Dad’s Occupational Therapist is visiting this morning, she told me that she’s bringing fire safety information. I know my parents had an officer around recently to check the smoke alarms. However, the saucepans scenario flags up a new concern. It makes me even more determined to sell their house and get them into some sort of supported living. Although, my Mum speaks of “Spring next year.” I feel it needs to be sooner than that.
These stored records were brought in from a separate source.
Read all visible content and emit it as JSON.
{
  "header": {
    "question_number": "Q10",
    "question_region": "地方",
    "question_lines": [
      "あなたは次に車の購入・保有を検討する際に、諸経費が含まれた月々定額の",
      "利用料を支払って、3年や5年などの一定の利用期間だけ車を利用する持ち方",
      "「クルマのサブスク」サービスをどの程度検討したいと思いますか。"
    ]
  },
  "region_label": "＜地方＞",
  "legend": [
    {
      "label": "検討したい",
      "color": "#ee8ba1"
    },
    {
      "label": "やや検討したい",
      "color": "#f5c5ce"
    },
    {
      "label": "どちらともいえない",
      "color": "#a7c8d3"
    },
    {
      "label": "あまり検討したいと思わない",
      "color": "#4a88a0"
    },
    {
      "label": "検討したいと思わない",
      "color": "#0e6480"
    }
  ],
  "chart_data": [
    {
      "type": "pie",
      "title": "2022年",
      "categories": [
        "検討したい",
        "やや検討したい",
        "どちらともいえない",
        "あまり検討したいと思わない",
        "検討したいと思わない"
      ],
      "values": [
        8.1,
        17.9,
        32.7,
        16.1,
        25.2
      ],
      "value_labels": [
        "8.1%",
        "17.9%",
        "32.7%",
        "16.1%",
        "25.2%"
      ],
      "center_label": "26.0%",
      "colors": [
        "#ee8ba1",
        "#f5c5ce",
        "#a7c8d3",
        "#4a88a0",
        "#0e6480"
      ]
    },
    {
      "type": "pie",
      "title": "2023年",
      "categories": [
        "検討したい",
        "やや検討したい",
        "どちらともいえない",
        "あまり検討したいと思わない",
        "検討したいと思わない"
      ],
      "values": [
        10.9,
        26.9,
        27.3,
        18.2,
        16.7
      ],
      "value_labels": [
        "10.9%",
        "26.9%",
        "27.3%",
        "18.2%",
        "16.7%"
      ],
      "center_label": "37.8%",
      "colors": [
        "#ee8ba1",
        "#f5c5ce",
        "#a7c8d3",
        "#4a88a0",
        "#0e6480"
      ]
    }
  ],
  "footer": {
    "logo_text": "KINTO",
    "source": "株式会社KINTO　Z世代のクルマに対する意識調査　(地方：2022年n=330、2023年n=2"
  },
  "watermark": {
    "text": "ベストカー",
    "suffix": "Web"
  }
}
Dad seemed to be less confused last night than he’d been for ages. He loved chatting to Hats and Al. Unfortunately, Lou was in London for work. When my Dad sees Bugsy, his face always lights up. He has always considered Clive more a son than a son-in-law. It’s a lovely relationship. My sister had taken them to the Donkey Sanctuary earlier that day. Dad said the donkeys were “in good form.” Bless him. Sadly, by 8pm, Dad was becoming more confused as his brain was tiring. He was looking at our clock in the dining room and he couldn’t decipher the time. I’d enjoyed him engaging a little during the evening. He really had seemed to be more compos mentis for a few hours. As I dropped them home, my Dad gave me a massive hug and told me how proud he was of me. I find these moments so special and I know they get stored in my memory bank forever. I went to cuddle my Mum, she stood, cold, to the spot. She thanked me for a lovely evening.  I wish I could remember the last time I was properly hugged by my Mum. I would have held her for longer.